Ginette Baudelet

La période troublée que nous traversons invite à de curieux rapprochements dont il est préférable de sourire, ne serait-ce que pour garder notre moral en bonne forme.

Quel rapport entre ces trois perspectives à échéances et conséquences divergentes ?

Il apparaît clairement que l’épidémie est un révélateur de sa gestion « météorologique » par une gouvernance riche de contradictions. Dit plus simplement, tout comme les perturbations météorologiques persistent en cette saison estivale, de même les mesures des instances dirigeantes concernant l’épidémie fluctuent allègrement, soufflant le chaud et le froid sans discontinuer.

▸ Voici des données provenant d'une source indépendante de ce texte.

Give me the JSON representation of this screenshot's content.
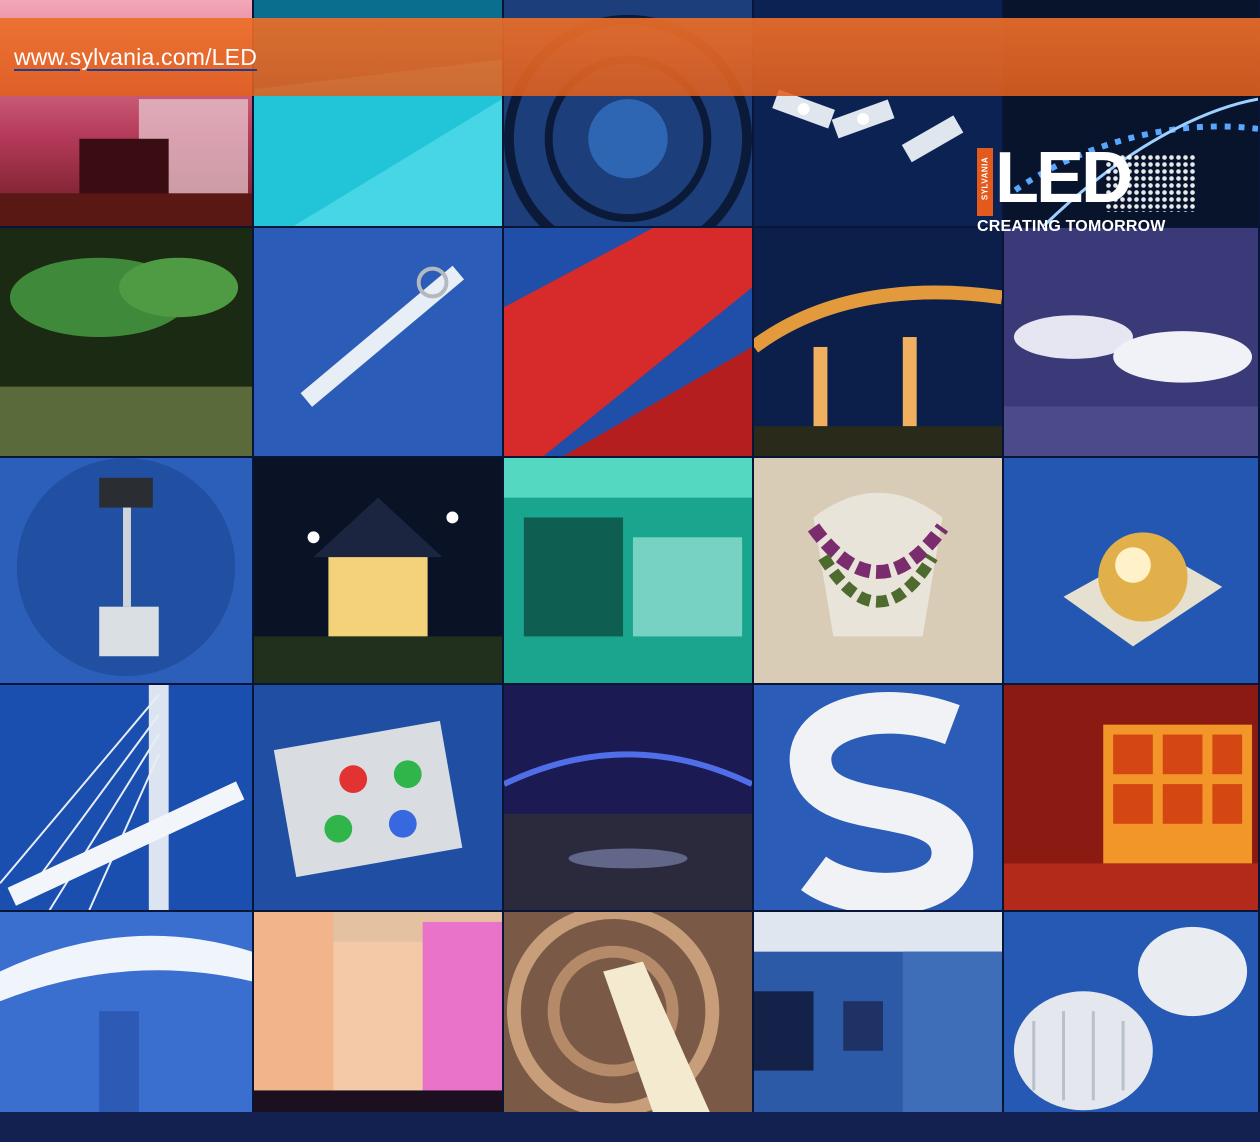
{
  "banner": {
    "url": "www.sylvania.com/LED",
    "color": "#e8682a"
  },
  "logo": {
    "brand": "SYLVANIA",
    "word": "LED",
    "tagline": "CREATING TOMORROW"
  },
  "photos": [
    "retail-store-pink-lighting",
    "cyan-lit-staircase",
    "spiral-staircase-night",
    "led-module-chain",
    "lit-walkway-night",
    "green-canopy-walkway",
    "led-strip-with-ring",
    "red-channel-letters",
    "illuminated-bridge-night",
    "banquet-hall-tables",
    "led-high-bay-fixture",
    "building-at-night-with-lamps",
    "green-lit-lobby",
    "jewelry-necklace-display",
    "led-chip-closeup",
    "cable-stayed-bridge",
    "rgb-led-boards",
    "blue-lit-tunnel-hall",
    "channel-letter-s-modules",
    "red-orange-lounge",
    "white-curved-architecture",
    "colored-building-facade",
    "spiral-atrium-downlights",
    "hallway-with-downlights",
    "led-heat-sink-lamps"
  ]
}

La dernière décision en date va dans le sens d’un plus de liberté, tant espérée par la population lassée de déambuler la muselière sur le nez. Avec l’arrivée des beaux jours, cette largesse gouvernementale est de nature à faire redescendre le soufflé ; on peut donc considérer désormais que nous ne sommes plus contagieux une fois hors du domicile. Que nenni !  Dès lors que nous entrons dans un espace clos (transport en commun, immeuble, ascenseur, magasin etc…) nous redevenons contagieux. Ainsi, il s’agit de ne pas perdre les pédales lorsque nous sortons ; en cas d’oubli, il nous est rappelé par voie d’affiches, de hauts parleurs, par les chauffeurs de bus, ou les vigiles de magasins que le masque est obligatoire. Et parfois sur un ton « adjudantesque » de la part de qui hier encore n’avait aucune autorité.

Le vocable masque a pour synonyme, entre autres, le mot mascarade, qui signifie comédie. De fait, nous jouons constamment et collectivement une comédie, bon gré ou malgré nous, devenant, sur ordre, acteurs de notre propre vie.

Autre galéjade, cette injonction à forme de bouffonnerie, qui a dû faire rire le monde entier, consistant à s’autoriser soi-même à sortir, en précisant à quelle heure, pour quelles raisons, sans omettre d’y apposer sa signature. Faute de quoi et au cas où l’on se ferait gauler par la patrouille, une contravention de classe 4 serait dressée à notre encontre, pour un montant de 135 Euros. Gardons le sourire pour effectuer un rapide calcul élémentaire de rentabilité :

  • Compte tenu du nombre de récalcitrants, et du temps pendant lequel ils ont refusé de jouer cette mascarade, combien de pesos l’Etat a-t-engrangés, à raison de 135 Euros par tête de pioche démasquée (dans les 2 sens du terme) ? Bah, peu importe l’ivresse du résultat, pourvu que nous ayons le flacon (de gel hydroalcoolique), dont chaque commerçant a dû se munir afin que nous puissions dès l’entrée désinfecter nos menottes (contaminées ou non).

On ne se serre plus la main, on se fait du coude ; on ne se bise plus non plus, mais on peut encore se dire bonjour, à condition de garder les distances, sait-on jamais si « l’autre » est contagieux ; finies les embrassades, adieu les câlins, ce n’est pas autrement que l’on devient méfiants ; Anaïs Nin nous en donnait déjà une définition empreinte de sagesse, il y a plus de quarante ans :

« J’ai appris que la méfiance était à l’origine des barrières qui séparent les hommes. »*

Aujourd’hui, les gestes barrières – une dénomination judicieusement choisie – barrent nos gestes vers un plus de solidarité, d’entraide, voire d’union, toutes valeurs agrégatives qui animaient certains…gilets jaunes.